Austin Community College · Higher Education · Austin, TX · 14 weeks
Student success analytics deployed to 220 advisors
Austin Community College relied on a manual process to identify at-risk students, which took three weeks each semester. This delay prevented timely intervention. We developed a student success analytics platform that flagged at-risk students within 48 hours of early warning signs, giving advisors enough time to act before students dropped out.
Challenge
The advising team spent three weeks each semester manually gathering enrollment, grade, and attendance data from three different systems and compiling it in Excel.
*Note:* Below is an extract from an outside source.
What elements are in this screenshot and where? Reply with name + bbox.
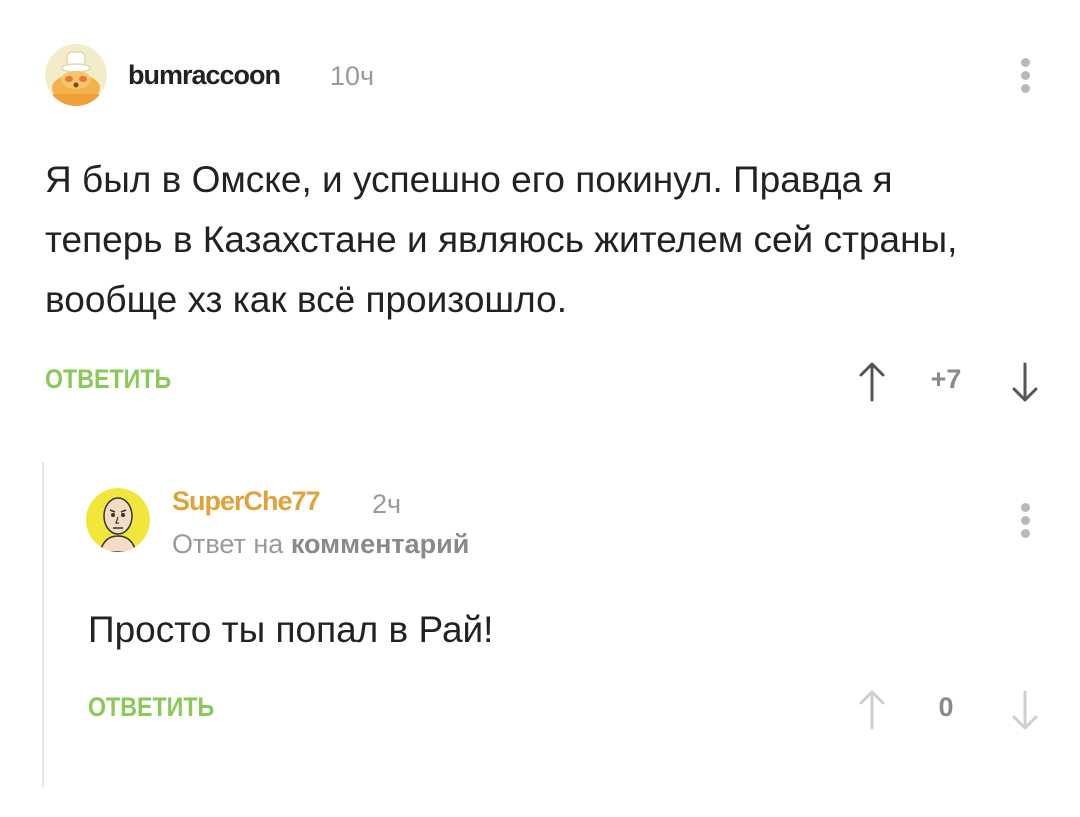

This delayed identifying at-risk students, leaving just two to three weeks for interventions before the withdrawal deadline. As a result, the college lost between 1,800 and 2,200 students each semester to avoidable withdrawals.
Outcome
We cut the time to identify at-risk students from three weeks to two days. In the first semester using the new system, advisors reached out to 1,240 students who were likely to drop out based on past data. This led to a 4.2-point increase in retention, securing $3.1 million in tuition that otherwise would have been lost.
Results
- 1,240 Students retained in first semester
- 3 wks to 48 hrs At-risk identification time
- $3.1M Retained tuition revenue
- 220 Advisors using the platform
Before, we only identified at-risk students about three weeks into the semester, so we didn’t have much time to intervene. Now, we catch them within 48 hours. As a result, we prevented 1,240 students from dropping out in the first semester. Those are 1,240 students who stayed enrolled.